The owner of one of the New Jersey cafes, which has since been shuttered, said the raid was part of a larger crackdown on illegal businesses.

“I’m just trying to be proactive and be safe,” said Mark Kosten, who was arrested and taken to jail after he allegedly ran a marijuana business on a sidewalk near the coffee shop.

Kosten said he was caught after he had sold some marijuana to a friend.

He said police were trying to get a search warrant to look into a business he said had been selling illegal drugs for years.

“They came and seized everything.

They took all the money, everything,” Kosteng said.

“I thought I was going to be arrested and that was a big disappointment.”

The Associated Reuters news agency reached out to several of the cities where the arrests were made, but had not received a response by time of publication.
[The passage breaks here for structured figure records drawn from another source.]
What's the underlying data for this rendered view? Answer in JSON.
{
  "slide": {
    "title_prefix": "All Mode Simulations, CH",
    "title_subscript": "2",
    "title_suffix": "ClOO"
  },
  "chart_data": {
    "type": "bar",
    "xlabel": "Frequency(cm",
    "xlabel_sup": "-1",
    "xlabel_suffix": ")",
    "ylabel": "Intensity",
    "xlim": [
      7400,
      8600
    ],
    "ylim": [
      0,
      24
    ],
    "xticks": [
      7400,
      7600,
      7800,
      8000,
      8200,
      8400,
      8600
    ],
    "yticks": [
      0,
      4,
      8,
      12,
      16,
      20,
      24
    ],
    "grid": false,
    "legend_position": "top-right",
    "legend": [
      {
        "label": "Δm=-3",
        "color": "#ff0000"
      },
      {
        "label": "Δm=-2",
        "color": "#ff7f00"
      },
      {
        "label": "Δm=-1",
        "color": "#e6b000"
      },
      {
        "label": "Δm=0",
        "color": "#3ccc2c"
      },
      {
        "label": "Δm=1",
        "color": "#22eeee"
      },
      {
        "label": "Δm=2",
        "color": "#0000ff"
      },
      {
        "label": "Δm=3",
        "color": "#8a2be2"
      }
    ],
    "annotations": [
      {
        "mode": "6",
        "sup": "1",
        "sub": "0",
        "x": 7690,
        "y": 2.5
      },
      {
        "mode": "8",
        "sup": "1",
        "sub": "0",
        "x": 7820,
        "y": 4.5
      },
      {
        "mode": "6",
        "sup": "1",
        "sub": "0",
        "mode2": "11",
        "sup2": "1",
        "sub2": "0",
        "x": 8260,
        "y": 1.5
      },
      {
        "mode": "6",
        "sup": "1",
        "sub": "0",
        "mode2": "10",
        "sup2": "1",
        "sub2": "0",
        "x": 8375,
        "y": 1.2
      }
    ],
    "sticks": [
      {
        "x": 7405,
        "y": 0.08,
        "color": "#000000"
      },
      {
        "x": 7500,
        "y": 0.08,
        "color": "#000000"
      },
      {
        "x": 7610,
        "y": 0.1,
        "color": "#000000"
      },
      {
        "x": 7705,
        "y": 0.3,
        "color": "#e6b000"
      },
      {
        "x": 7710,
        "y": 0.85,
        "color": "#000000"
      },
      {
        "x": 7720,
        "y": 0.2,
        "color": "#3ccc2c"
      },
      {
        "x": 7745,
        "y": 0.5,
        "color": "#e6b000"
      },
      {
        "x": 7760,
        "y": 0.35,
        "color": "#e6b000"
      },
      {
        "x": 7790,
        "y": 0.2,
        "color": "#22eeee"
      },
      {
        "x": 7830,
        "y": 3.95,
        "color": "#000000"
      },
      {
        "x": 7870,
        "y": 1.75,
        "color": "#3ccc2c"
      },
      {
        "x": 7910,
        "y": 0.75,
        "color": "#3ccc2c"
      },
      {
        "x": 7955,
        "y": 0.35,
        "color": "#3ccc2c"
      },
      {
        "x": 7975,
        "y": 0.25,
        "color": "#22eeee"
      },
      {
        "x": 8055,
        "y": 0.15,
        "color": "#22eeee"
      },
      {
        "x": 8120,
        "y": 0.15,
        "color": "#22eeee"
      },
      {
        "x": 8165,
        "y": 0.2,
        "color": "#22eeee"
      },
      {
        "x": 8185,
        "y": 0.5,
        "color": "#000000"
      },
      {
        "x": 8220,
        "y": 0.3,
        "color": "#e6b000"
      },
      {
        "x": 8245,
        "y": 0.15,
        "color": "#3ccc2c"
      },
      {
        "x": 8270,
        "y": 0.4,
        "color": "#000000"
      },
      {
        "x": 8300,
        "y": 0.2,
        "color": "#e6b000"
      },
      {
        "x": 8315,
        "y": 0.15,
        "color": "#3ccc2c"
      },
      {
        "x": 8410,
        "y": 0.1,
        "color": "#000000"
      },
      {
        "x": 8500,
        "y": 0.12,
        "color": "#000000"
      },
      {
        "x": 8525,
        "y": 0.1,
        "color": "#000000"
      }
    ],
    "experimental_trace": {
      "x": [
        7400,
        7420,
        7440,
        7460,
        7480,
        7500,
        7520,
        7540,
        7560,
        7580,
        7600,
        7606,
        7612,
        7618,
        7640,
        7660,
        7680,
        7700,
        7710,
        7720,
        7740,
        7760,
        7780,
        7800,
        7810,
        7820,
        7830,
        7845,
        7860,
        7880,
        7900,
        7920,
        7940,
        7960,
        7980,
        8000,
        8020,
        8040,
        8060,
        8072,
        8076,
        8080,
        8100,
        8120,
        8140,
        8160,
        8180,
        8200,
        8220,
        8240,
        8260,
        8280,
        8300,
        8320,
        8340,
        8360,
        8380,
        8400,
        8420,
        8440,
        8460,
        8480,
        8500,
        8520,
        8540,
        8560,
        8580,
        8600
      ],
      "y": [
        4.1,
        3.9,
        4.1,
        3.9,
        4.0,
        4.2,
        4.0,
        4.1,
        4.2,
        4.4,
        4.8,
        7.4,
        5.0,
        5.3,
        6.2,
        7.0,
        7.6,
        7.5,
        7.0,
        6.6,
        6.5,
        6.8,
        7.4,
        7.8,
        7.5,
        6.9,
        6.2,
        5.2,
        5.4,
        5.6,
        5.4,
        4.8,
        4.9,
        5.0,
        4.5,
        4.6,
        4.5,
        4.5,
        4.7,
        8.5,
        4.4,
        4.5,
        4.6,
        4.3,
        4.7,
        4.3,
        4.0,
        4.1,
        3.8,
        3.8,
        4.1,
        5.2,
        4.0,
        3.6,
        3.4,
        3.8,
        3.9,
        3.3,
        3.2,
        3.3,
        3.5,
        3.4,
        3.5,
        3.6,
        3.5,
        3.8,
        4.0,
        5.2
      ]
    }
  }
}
The raids come as the U.S. faces a crisis of drug overdoses that has surged over the past decade.

Last month, the nation’s largest drug testing program, called SAMHSA, reported that more than 2,000 people died in 2017 due to opioid-related overdoses.

At the same time, states have expanded their drug testing programs to include more people who are also involved in drug use.

But there are concerns about the effectiveness of the tests.

A recent report from the nonprofit Drug Policy Alliance found that the program had been criticized for not focusing on people who were more likely to use drugs.

The SAMHAS website says that a majority of those tested were under the age of 25.